Ладно, решил Подрезов, зайду попозже, когда схлынет самая шумная и буйная людская пена. И вдруг, когда он уже повернул на выход, его окликнули:
– Евдоким Поликарпович, алё!
Оглянулся – Афанасий Брыкин. Сидит у окошечка, потягивает пивко. Розовый, прямо-таки малиновый от натуги, и улыбка во все рождество.
По его знаку словно из-под земли вырос раскосый жуликоватый официант в белой грязной куртке, напяленной поверх ватника – холодновато было в ресторане, – и будто метлой повымело из-за столика каких-то трех полупьяных работяг.
– Не знал, не знал за тобой таких талантов, Брыкин.
– Дак ведь это, чай, мое воеводство.
– Что ты говоришь! Как же я этого не сообразил? – И тут Подрезов признался, что почти две недели жил у него, у Брыкина, в районе.

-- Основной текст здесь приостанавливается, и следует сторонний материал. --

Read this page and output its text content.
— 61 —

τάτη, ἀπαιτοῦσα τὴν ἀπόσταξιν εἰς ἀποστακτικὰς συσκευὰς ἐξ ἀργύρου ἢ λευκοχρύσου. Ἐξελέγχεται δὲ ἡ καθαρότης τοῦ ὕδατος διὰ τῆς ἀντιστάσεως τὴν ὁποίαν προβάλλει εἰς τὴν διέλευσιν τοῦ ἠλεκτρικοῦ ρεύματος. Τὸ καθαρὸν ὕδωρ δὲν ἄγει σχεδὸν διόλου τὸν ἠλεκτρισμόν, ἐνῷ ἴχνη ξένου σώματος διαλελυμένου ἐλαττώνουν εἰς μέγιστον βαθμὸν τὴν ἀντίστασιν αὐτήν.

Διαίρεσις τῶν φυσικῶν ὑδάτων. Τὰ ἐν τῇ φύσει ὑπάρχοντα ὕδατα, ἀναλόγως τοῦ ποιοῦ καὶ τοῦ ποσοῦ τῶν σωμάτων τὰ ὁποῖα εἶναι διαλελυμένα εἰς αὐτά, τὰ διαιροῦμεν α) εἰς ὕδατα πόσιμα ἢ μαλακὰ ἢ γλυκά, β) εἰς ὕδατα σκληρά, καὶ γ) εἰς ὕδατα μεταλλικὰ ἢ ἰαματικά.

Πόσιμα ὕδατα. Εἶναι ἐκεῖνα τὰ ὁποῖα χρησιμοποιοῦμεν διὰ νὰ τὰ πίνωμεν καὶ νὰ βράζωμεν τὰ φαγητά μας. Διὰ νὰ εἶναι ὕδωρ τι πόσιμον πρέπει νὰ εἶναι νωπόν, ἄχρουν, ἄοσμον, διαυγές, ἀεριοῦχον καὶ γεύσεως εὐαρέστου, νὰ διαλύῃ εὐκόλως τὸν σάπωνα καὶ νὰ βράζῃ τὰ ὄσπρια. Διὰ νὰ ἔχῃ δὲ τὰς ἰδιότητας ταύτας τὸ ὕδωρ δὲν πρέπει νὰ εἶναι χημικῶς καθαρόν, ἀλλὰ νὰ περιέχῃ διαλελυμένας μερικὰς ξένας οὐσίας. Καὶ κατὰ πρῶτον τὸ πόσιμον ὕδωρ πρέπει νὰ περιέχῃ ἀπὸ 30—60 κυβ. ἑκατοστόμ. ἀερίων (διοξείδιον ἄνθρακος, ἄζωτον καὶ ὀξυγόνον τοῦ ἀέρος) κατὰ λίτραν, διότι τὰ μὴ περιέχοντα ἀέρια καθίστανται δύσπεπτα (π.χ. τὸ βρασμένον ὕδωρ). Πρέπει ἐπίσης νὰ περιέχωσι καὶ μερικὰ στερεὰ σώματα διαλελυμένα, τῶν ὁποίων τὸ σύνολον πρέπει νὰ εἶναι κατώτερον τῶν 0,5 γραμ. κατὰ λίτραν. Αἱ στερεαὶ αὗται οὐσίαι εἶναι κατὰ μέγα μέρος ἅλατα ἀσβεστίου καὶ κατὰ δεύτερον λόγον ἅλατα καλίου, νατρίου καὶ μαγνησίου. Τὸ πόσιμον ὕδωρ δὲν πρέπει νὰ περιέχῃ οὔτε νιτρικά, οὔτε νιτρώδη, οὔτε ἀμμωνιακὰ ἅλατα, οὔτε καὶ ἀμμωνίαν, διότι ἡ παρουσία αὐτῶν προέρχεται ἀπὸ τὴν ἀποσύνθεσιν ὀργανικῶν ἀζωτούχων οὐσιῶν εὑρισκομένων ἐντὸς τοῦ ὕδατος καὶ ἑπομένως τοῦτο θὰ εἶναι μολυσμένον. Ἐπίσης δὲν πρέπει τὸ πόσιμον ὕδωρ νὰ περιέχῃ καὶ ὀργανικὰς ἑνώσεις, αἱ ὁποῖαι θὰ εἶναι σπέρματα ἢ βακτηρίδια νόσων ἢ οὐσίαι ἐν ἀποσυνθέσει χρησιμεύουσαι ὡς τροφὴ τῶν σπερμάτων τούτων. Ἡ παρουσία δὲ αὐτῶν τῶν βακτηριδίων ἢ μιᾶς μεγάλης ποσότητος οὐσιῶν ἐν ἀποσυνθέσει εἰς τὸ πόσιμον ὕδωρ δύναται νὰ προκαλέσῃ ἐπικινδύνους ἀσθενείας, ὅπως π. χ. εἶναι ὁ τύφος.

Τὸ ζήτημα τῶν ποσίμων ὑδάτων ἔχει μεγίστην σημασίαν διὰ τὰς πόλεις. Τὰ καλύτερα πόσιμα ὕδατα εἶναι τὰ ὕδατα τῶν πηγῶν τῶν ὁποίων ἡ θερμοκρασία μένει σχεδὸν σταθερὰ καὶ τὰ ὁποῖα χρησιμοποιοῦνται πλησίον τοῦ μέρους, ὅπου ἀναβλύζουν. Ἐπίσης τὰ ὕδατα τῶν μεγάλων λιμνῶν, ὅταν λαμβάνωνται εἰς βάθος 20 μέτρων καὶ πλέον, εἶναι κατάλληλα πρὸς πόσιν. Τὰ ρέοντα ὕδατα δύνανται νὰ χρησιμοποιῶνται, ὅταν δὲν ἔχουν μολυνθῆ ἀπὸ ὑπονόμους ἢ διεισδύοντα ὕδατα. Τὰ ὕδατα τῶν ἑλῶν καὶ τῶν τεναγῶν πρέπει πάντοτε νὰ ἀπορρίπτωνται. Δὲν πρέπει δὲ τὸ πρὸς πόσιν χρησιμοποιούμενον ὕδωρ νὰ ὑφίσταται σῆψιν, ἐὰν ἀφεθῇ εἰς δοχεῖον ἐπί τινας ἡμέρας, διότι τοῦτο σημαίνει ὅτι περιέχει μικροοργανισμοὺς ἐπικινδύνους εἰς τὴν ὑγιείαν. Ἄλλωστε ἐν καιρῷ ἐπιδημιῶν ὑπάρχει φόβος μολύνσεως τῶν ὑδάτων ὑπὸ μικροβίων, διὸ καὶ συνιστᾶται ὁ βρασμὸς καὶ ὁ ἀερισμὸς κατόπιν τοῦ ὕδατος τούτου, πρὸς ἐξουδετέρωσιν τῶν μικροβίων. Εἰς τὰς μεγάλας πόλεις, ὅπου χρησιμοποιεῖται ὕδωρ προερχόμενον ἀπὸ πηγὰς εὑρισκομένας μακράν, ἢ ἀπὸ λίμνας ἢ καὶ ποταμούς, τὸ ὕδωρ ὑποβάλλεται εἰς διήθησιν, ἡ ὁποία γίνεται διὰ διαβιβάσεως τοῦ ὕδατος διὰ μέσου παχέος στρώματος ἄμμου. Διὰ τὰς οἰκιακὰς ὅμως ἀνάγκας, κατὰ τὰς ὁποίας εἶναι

Как и следовало ожидать, Брыкин начал пенять и выговаривать ему чуть ли не со слезами на глазах: дескать, почему не брякнул, не дал знать о себе? Уж он бы для кого, для кого, а для него-то, Евдокима Поликарповича, постарался, встретил бы как самого дорогого гостя.
Подрезов терпеть не мог этих бабьих причитаний в мужских штанах, как любил говаривать у него председатель колхоза Худяков, и спросил:
– Куда путь держишь? В область?
– Ага.
– А чего? Не опять ли за новым назначеньем? – пошутил Подрезов.
Брыкин с озабоченным видом пожал кожаными плечами, и Подрезов понял, что у него опять завал в районе. По завалам Брыкин был просто мастер. Куда, на какой район ни посадят, конец один: покатилась под гору телега. Зато кто проворнее, отзывчивее Афони? Надо, скажем, взять обязательство сверх плана по хлебозаготовкам, по молоку, по мясу – а ну-ка, Брыкин, покажи пример. И Брыкин показывает: "Дорогие товарищи! Наш район, подсчитав свои возможности, обязуется… Я призываю последовать нашему примеру…"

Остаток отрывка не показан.